My window to Dante’s summer home was wide open and with each new item dragged in it burped up hot blasts of fiery embers. At least, I thought they were embers until the first one landed on my cheek and bit down.
Hell Fleas!
Hell was the epitome of all things evil and malevolent, the antithesis of life and love—of course it had fleas.

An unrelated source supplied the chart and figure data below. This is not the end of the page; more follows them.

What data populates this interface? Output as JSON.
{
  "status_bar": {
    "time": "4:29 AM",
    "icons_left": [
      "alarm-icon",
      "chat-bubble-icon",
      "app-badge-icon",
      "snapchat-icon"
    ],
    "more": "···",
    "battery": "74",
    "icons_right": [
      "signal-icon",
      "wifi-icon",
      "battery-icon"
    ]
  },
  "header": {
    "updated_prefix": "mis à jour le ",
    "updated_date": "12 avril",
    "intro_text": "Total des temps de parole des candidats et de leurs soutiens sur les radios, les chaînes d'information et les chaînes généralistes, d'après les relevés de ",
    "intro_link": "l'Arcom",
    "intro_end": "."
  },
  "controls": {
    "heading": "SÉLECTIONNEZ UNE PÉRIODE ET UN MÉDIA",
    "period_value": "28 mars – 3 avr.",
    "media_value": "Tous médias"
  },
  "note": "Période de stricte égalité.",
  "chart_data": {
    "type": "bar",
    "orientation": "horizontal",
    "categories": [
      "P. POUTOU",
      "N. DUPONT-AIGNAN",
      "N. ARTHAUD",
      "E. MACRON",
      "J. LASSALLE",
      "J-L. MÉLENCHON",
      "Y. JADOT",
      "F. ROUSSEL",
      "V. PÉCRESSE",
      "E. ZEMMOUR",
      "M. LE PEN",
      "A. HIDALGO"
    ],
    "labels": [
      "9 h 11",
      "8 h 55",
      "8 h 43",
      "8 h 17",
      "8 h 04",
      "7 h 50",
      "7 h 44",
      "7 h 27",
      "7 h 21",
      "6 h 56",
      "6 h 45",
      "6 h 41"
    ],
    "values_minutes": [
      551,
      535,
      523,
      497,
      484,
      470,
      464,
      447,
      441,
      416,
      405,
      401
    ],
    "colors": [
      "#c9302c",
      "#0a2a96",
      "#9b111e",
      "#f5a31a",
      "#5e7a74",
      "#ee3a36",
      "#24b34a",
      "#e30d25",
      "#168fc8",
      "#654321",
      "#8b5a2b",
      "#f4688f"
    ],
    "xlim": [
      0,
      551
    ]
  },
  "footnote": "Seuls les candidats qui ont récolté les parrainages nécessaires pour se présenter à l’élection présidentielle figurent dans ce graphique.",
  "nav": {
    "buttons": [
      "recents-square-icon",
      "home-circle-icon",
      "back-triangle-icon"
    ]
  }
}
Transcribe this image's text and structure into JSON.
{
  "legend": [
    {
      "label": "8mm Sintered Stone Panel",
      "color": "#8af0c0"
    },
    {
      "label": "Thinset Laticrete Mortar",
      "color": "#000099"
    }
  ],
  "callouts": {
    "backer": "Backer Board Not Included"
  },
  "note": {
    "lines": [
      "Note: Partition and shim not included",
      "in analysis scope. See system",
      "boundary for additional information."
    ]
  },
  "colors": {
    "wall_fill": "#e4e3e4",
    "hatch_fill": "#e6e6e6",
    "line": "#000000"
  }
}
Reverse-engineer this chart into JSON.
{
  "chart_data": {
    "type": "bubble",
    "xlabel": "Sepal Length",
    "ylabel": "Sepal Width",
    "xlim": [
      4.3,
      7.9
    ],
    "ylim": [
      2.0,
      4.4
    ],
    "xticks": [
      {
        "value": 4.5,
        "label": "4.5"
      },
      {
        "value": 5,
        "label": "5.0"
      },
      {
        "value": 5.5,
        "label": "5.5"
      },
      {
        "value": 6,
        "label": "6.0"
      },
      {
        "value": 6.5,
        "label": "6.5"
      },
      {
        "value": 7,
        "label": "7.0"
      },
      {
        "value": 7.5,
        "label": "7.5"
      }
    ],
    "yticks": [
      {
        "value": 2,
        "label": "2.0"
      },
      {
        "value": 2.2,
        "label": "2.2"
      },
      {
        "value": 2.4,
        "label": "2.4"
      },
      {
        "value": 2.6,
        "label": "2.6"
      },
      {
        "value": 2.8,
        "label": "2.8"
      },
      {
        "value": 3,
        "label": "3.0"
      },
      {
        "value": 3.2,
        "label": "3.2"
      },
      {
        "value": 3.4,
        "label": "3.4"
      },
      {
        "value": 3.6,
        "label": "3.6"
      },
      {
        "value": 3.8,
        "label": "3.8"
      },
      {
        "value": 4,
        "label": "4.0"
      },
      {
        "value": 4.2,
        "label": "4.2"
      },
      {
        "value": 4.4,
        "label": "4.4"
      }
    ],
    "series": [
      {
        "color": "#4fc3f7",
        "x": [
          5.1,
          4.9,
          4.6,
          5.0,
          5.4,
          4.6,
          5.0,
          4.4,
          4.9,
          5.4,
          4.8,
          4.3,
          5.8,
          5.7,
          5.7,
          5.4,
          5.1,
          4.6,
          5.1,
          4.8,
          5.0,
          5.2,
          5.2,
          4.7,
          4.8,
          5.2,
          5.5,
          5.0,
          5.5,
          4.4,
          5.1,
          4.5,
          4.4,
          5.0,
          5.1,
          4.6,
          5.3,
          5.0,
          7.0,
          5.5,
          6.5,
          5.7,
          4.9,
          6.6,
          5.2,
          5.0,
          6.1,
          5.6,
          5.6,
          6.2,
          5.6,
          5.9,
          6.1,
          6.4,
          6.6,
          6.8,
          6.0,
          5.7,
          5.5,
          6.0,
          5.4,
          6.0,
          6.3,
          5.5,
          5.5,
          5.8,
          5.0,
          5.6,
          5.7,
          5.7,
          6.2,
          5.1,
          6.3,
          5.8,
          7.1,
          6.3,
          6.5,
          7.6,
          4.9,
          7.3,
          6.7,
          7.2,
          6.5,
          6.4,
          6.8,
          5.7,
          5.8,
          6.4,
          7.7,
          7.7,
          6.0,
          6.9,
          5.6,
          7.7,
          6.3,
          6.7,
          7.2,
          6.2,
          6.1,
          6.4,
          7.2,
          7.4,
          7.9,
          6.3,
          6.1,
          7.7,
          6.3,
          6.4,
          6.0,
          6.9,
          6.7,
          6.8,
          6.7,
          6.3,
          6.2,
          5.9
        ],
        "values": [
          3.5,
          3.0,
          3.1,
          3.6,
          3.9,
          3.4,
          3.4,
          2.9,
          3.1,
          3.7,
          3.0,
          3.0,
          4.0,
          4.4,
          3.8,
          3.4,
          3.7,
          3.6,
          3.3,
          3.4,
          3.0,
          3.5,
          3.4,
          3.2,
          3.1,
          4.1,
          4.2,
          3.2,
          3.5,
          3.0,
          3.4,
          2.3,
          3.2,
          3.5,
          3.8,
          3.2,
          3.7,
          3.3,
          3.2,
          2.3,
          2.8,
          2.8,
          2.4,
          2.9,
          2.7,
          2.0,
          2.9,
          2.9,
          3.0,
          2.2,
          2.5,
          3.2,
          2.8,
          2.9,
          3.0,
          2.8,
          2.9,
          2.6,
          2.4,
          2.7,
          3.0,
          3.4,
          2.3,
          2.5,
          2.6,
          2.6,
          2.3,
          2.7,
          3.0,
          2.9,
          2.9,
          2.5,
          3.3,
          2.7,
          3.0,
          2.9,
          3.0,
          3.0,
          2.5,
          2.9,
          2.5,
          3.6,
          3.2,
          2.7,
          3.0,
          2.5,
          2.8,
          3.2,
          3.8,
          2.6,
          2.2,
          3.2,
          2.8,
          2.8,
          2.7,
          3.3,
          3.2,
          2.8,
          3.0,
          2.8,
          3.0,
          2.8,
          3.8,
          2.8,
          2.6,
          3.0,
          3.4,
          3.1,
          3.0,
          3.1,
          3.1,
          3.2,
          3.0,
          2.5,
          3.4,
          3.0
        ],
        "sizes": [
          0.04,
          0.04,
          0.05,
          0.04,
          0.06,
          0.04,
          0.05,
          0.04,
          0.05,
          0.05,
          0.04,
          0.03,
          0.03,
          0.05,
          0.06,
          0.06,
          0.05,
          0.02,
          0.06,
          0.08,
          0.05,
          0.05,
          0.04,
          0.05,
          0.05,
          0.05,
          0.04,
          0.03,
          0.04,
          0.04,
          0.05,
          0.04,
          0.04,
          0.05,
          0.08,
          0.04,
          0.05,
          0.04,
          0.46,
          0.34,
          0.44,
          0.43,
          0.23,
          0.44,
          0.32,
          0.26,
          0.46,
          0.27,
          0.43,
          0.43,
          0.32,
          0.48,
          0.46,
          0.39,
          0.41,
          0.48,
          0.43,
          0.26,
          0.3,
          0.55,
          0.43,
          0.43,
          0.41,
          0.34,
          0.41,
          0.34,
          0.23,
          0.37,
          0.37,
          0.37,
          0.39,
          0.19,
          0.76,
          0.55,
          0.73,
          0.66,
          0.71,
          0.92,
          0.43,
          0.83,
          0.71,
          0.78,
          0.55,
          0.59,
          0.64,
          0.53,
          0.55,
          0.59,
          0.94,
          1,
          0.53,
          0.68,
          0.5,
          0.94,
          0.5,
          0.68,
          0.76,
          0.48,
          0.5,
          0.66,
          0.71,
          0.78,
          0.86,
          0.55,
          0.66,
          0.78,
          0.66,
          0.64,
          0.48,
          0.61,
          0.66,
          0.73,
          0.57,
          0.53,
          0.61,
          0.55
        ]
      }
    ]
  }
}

The spirit clawed at the sink, its blackened fingers sliding over the smooth porcelain, but the yawning mouth of Hell only drew it closer. I took my eyes off the Hellgate to swat at the swarm of infernal insects staking out their claims to my skin. The New Dead was already halfway through the portal, its charred fingers clinging to the edges, and its limbs stretched taut.
What remained of the spirit wailed as flakes of its undead flesh burned away.
“I’ll be back—”
I kept swatting at Hell Fleas while holding up the still smoldering bundle of spent matches.
“Come on, that’s the best you have? ‘I’ll be back’ is so over-used.”
“Dad?” Cathy said, her voice faint through the bathroom door.
“I’ll be back, for her!”
“Like Hell you will!”
I rammed my fist into the toilet water, matches and all. The portal collapsed, taking with it the New Dead and leaving a faint hint of brimstone, a few falling embers, and a cyclone-wrecked bathroom as the only evidence of its passing.